The contrast between life and death is central. The opening lines remind us that these were once children, not inert dolls with rosy, painted faces. The use of *“gleaming gristle”* for their eyes and *“moist blob of flesh”* for blood evokes the uncomfortable reality of their humanity, rejecting any comforting distance. There’s no romanticizing here—just an insistence on the grim truth of their existence and their end.
The imagery grows darker as it moves to describe the aftermath. The hair, once a shadowy feature of life, is now marred with *“red petals”* of blood that have clotted and blackened. This phrase is haunting: *“red petals”* evokes beauty but also fragility and decay, turning a natural, almost gentle image into one heavy with grotesque tragedy.
The third stanza sharpens the metaphor further, likening the faces to *“wasps’ nests”*—a startling comparison that suggests fragility, abandonment, and a hollowed-out existence. The ash-like pallor of death ties them to the imagery of destruction, as if their bodies are remnants of a fire now burnt out. These lines create a powerful sense of finality, of vitality erased and reduced to something brittle and lifeless.

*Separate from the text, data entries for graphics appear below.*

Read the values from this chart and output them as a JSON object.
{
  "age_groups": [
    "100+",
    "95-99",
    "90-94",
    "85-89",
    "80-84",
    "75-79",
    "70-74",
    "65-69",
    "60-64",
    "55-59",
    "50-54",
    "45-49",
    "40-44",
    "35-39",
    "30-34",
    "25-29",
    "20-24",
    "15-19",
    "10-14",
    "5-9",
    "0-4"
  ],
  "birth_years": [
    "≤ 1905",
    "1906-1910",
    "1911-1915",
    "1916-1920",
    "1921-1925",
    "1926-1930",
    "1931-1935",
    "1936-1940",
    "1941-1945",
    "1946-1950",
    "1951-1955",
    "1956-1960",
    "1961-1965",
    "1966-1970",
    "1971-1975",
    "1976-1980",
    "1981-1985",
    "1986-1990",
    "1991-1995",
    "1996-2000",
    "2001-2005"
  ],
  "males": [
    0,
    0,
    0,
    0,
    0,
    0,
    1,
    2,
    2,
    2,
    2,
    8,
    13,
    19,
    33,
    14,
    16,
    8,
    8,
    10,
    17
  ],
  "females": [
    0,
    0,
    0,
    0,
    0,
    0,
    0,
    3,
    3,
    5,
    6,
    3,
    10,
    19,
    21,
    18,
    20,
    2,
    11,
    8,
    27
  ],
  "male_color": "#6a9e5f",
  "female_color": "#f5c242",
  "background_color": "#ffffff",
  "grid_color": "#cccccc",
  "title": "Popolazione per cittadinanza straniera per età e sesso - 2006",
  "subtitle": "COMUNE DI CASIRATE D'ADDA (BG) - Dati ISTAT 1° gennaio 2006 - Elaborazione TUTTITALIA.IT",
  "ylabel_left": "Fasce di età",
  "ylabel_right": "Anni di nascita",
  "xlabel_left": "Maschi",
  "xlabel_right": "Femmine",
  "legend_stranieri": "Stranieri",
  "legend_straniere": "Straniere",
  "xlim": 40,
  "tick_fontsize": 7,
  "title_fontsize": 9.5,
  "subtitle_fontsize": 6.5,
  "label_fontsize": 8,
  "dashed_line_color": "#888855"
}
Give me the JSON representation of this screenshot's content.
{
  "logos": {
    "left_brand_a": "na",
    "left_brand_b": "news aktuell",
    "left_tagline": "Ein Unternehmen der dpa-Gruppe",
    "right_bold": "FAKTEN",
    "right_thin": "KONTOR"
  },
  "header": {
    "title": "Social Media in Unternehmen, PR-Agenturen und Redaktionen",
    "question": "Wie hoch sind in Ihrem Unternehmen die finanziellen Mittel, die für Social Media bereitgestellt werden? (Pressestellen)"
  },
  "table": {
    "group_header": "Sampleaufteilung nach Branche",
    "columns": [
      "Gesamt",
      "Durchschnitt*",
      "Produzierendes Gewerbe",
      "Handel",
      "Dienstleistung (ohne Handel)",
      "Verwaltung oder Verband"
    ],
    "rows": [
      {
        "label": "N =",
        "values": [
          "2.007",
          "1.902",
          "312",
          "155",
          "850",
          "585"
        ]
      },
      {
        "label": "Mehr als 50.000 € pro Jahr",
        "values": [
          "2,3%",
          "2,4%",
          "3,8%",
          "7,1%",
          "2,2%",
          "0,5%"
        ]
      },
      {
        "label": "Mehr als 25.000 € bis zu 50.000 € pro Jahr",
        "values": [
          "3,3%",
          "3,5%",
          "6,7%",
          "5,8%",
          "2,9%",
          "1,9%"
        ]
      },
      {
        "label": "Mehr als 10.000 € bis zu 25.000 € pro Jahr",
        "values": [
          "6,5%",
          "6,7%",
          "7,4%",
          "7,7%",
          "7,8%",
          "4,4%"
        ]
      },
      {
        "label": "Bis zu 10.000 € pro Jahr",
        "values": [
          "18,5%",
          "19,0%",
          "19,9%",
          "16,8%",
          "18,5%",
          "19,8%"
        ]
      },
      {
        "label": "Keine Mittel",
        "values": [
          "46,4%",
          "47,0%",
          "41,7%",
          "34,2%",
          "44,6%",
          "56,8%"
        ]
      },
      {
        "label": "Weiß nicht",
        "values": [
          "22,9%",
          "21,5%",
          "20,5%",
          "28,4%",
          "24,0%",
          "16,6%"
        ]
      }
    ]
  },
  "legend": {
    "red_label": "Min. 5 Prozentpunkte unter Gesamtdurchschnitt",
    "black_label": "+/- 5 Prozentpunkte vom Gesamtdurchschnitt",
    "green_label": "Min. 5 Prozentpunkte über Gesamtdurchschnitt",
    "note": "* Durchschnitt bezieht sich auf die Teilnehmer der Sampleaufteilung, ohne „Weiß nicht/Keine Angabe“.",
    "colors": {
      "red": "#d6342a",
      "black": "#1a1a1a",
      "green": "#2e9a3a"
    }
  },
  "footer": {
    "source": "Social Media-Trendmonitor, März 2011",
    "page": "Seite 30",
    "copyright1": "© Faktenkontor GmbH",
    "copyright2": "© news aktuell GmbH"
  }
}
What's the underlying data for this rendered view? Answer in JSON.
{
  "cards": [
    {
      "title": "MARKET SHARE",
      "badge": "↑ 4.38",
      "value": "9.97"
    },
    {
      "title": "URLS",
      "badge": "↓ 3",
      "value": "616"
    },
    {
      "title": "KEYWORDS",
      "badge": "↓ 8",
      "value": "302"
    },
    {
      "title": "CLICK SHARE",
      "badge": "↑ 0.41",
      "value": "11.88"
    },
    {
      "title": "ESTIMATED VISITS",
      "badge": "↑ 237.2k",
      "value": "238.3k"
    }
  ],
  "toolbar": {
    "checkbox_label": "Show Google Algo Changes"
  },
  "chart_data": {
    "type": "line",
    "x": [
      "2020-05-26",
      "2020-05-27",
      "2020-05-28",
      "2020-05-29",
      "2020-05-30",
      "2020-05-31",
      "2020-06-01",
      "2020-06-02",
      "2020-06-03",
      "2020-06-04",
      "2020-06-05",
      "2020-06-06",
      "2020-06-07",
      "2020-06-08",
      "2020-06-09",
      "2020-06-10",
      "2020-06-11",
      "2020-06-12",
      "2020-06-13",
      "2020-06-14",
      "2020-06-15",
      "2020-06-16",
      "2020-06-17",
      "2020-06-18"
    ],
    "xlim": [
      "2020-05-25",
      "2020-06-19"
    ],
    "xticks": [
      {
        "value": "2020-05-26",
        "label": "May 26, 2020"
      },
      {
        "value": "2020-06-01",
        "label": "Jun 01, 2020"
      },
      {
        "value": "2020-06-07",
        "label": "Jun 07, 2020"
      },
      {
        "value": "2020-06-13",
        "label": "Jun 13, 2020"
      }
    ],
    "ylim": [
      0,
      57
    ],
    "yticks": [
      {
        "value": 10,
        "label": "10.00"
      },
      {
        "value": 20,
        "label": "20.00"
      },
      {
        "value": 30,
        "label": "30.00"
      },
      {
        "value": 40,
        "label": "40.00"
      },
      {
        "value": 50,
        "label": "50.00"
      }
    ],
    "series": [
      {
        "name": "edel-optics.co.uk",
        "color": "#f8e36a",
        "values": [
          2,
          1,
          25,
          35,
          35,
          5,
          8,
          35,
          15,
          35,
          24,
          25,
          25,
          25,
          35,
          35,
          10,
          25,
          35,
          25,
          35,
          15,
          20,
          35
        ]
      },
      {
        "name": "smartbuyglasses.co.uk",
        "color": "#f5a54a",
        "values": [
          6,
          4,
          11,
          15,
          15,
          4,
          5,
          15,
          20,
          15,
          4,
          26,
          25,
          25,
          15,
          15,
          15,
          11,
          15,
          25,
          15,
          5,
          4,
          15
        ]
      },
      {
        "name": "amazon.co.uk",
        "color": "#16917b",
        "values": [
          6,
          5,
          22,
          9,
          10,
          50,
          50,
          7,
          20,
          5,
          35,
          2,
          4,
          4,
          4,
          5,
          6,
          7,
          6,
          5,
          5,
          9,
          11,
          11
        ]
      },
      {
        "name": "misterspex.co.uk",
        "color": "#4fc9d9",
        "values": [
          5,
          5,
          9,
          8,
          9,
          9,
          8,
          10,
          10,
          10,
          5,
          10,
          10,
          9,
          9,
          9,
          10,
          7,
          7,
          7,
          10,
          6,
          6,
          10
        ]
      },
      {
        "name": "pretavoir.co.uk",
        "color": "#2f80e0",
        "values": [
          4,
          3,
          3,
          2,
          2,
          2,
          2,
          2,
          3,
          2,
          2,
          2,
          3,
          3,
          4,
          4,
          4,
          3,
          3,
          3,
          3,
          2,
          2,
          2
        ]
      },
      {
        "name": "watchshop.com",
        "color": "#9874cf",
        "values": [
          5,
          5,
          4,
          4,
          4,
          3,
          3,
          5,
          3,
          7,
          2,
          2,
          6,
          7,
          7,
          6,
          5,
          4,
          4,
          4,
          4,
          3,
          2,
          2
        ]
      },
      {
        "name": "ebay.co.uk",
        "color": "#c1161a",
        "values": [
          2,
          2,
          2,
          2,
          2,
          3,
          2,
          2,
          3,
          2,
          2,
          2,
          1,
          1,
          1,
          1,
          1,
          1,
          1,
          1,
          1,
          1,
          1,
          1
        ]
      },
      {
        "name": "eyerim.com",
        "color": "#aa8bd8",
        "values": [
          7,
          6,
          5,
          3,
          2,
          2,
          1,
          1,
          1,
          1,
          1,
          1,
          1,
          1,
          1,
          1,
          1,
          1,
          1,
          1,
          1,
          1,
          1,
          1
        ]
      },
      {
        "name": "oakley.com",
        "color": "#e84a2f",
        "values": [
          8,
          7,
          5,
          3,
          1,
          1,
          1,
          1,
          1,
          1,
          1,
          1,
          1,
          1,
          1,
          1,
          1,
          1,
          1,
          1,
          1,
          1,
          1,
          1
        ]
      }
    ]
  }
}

The ranks of bodies in the final stanza are described as *“paper lanterns that have fallen”*—a potent image of something once bright, warm, and celebratory, now extinguished and lifeless. The phrase *“after a night of riot”* hints at chaos and destruction, but it is the aftermath—the silence and emptiness of the *“dry morning air”*—that carries the weight of the tragedy.
The poem’s refusal to shy away from brutal reality makes it harrowing to read but also deeply impactful. It doesn’t allow for detachment or euphemism. Instead, it demands acknowledgment of the violence and the innocence lost, leaving the reader with the hollow ache of witnessing. This is grief rendered in sharp, unrelenting detail.